SOL-257 Gene Therapy Targeting TDP-43 Shows Promise in Mice
The gene therapy is designed to reduce the abnormal TDP-43 protein that forms toxic clumps in the cells of ALS patients.
“Targeting only pathogenic [disease-causing] TDP-43 to repair the specific problem has a significant potential for a broadly applicable ALS treatment,” Keizo Koya, PhD, SOLA’s co-founder and CEO, said in a press release.
“I hope this groundbreaking animal data of SOL-257 will bring new hope for patients with ALS,” Koya added.
The preclinical findings were presented by Akinori Hishiya, PhD, SOLA’s co-founder and chief strategy officer, at the 1st annual Muscular Dystrophy Association (MDA) Insights in Research Investor Summit, recently held virtually.
The summit allowed companies and inventors in the field of neuromuscular disease to showcase investment and licensing opportunities. Participants also are eligible to apply to MDA’s Venture Philanthropy program, which is focused on funding the discovery and clinical application of treatments and cures for neuromuscular disorders.
TDP-43 usually is located in the nucleus — the cellular compartment that houses all genetic information — where it regulates messenger RNA (mRNA), the intermediate molecule derived from DNA that guides protein production.

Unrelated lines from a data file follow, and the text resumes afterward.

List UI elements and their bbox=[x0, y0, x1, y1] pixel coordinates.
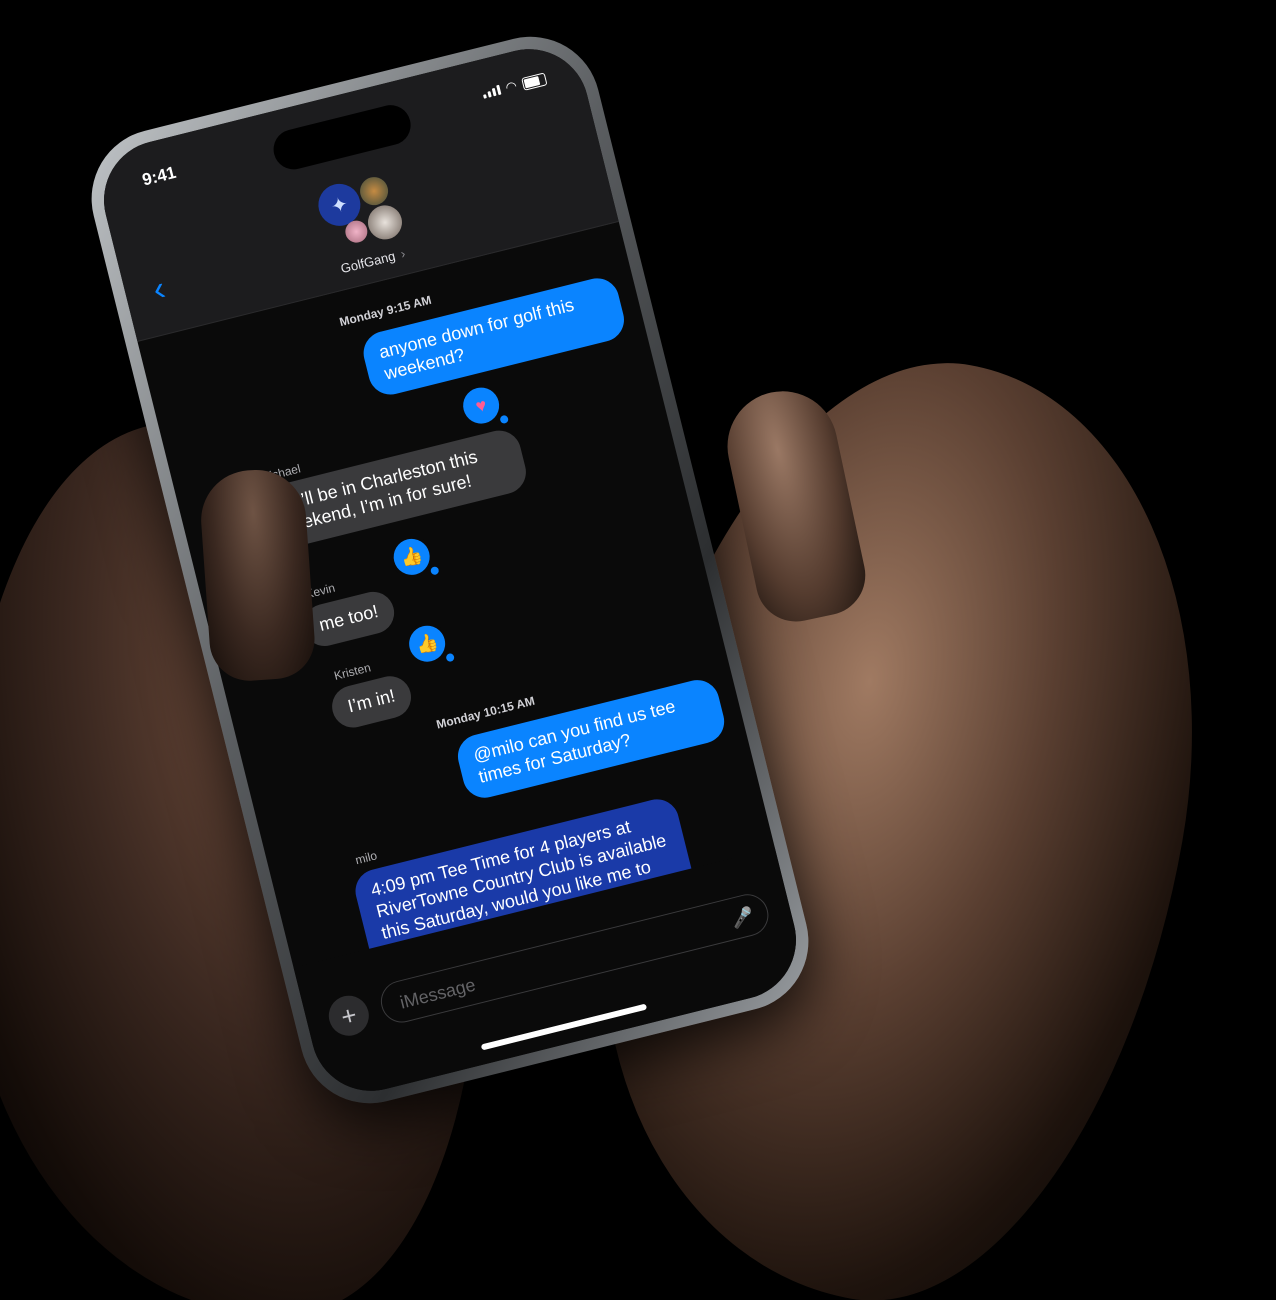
dynamic-island bbox=[269, 100, 415, 174]
sender-name: milo bbox=[353, 848, 379, 868]
avatar bbox=[364, 201, 406, 244]
plus-button[interactable]: + bbox=[324, 991, 374, 1040]
thumbs-up-reaction-icon[interactable]: 👍 bbox=[389, 535, 434, 579]
wifi-icon: ◠ bbox=[503, 77, 519, 95]
chevron-right-icon: › bbox=[398, 245, 407, 262]
status-time: 9:41 bbox=[140, 162, 178, 190]
message-outgoing[interactable]: anyone down for golf this weekend? bbox=[358, 273, 629, 400]
avatar bbox=[357, 174, 392, 209]
left-thumb bbox=[197, 466, 318, 684]
group-avatars[interactable]: ✦ bbox=[313, 170, 409, 257]
signal-icon bbox=[481, 84, 502, 99]
status-icons: ◠ bbox=[481, 70, 548, 101]
heart-reaction-icon[interactable]: ♥ bbox=[459, 383, 503, 428]
microphone-icon[interactable]: 🎤 bbox=[727, 894, 759, 940]
back-button[interactable]: ‹ bbox=[149, 269, 169, 309]
scene: 9:41 ◠ ‹ ✦ GolfGang › Monday 9:15 AM any… bbox=[0, 0, 1276, 1300]
sender-name: Kristen bbox=[332, 660, 373, 683]
message-input-placeholder: iMessage bbox=[397, 974, 478, 1013]
battery-icon bbox=[521, 71, 548, 91]
message-outgoing[interactable]: @milo can you find us tee times for Satu… bbox=[453, 675, 729, 803]
thumbs-up-reaction-icon[interactable]: 👍 bbox=[405, 621, 449, 666]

In ALS, however, TDP-43 has an abnormal shape that makes it more prone to accumulate outside the nucleus and to form toxic aggregates or clumps, leading to cell damage and death.

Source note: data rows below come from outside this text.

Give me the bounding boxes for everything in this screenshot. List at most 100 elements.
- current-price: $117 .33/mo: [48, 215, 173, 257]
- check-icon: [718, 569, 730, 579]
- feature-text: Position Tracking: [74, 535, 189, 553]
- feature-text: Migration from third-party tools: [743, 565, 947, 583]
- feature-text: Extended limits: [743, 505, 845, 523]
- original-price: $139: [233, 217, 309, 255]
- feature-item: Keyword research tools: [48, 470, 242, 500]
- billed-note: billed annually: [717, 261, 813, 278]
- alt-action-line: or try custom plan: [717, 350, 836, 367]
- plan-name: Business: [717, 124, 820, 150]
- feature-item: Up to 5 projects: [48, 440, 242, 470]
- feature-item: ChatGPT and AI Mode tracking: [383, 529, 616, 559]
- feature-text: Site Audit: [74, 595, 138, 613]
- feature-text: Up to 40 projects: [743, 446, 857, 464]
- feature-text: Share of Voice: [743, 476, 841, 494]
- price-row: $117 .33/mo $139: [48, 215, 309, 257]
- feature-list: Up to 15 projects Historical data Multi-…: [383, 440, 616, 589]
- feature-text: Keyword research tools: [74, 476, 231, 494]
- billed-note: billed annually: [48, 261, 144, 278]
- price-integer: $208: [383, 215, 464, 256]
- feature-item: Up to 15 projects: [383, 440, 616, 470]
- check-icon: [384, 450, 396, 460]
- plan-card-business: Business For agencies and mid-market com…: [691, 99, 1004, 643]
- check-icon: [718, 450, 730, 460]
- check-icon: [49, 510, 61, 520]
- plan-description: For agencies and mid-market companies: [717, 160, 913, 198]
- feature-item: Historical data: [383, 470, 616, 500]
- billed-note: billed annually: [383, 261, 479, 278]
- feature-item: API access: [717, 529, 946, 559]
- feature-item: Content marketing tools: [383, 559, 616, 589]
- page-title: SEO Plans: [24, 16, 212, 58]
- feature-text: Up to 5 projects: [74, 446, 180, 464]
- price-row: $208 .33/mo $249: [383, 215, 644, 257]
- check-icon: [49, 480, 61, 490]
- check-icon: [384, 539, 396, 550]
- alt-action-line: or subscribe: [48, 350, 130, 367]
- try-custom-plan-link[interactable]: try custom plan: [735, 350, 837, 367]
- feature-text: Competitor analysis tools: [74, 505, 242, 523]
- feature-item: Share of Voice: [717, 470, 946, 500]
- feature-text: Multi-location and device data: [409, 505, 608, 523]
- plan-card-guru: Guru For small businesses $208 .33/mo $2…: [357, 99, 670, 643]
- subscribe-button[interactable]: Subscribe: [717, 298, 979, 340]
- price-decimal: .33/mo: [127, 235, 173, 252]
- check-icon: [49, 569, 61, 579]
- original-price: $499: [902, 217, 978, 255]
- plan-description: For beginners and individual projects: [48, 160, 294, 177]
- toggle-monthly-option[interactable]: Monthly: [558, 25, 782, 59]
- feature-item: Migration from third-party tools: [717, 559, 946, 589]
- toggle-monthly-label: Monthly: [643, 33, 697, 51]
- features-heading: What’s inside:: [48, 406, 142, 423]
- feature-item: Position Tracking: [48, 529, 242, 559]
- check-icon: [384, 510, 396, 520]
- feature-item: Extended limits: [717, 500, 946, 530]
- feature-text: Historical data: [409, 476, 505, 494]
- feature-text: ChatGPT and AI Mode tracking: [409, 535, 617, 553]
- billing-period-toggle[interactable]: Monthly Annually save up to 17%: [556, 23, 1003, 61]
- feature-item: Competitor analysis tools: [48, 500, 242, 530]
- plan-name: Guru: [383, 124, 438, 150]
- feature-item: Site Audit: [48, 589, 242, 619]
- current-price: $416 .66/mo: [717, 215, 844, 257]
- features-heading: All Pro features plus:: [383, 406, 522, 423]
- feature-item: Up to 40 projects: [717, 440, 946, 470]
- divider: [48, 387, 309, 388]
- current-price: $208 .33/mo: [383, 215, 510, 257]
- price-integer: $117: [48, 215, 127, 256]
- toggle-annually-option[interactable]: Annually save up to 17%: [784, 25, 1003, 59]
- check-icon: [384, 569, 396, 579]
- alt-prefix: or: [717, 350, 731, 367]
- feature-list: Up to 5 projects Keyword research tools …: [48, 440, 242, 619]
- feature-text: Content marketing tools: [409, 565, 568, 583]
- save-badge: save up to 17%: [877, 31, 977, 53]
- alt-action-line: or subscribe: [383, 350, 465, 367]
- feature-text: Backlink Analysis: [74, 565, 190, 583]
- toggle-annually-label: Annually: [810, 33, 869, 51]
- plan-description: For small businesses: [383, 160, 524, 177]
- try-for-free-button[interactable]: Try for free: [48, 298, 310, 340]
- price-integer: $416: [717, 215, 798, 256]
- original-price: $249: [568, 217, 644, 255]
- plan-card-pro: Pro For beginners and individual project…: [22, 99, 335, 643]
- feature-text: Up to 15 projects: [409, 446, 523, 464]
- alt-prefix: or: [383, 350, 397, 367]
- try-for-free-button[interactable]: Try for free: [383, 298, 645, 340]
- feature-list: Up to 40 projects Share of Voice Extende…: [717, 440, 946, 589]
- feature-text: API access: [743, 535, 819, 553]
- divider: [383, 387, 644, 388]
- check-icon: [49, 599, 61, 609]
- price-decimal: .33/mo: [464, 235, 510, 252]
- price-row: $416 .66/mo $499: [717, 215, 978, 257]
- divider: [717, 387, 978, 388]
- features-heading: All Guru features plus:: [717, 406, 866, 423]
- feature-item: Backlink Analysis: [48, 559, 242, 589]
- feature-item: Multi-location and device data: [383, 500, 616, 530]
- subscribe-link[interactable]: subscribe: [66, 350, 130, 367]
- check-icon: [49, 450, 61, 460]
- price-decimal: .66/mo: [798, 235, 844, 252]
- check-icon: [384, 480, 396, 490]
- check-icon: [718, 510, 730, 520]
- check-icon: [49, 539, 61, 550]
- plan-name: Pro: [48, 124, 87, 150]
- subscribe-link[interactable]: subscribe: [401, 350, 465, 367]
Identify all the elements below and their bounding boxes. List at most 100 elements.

As such, therapies targeting abnormal TDP-43, that ultimately can prevent the formation of these toxic clumps, are expected to slow ALS progression.
“Many diseases such as ALS are caused [by] protein folding issues,” Hishiya said.
“Repairing or removing the misfolded disease-causing proteins can be a fundamental treatment for the patients, although the treatment has not been realized yet,” he said.
SOL-257 was designed with SOLA’s JUMP70 technology platform, which aims to selectively target disease-causing misfolded proteins using the patient’s own chaperones, namely the HSP70 chaperone. Chaperones are proteins that either help other proteins acquire and maintain their shape or direct misfolded proteins for degradation.
The gene therapy candidate uses a modified and harmless adeno-associated virus to deliver the so-called JUMP70 gene to target cells. This gene provides the instructions to produce a fusion protein consisting of a domain that binds to HSP70, activating its protein repair or degradation activity, and a domain that specifically binds to misfolded TDP-43.
In this way, SOL-257 is thought to promote the repair or removal of the abnormal protein, thereby preventing further accumulation of toxic clumps, without affecting normal TDP-43.
The newly presented data concerned an analysis of the effects of SOL-257 in a mouse model of ALS genetically modified to allow the timely production of misfolded TDP-43.
Mice given a placebo started dying three weeks after the induced production of misfolded TDP-43, and 100% of male mice were dead by five weeks. Notably, however, all SOL-257-treated male mice survived.
SOLA has eight other JUMP70-based treatment candidates in its pipeline, most still in the preclinical stage of development. They are designed to target misfolded proteins associated with Huntington’s disease, Alzheimer’s disease, Parkinson’s disease, cystic fibrosis, transthyretin amyloidosis, and cancer.
The company’s candidates were carefully designed based on the insights SOLA gained on the natural protein quality control system, Hishiya said. According to SOLA, all candidates demonstrated preclinical effectiveness and safety that validated the mechanism of the JUMP70 technology.
“Our designed therapeutic enables highly specific intervention, only misfolded disease-causing proteins can be targeted and removed,” Hishiya said.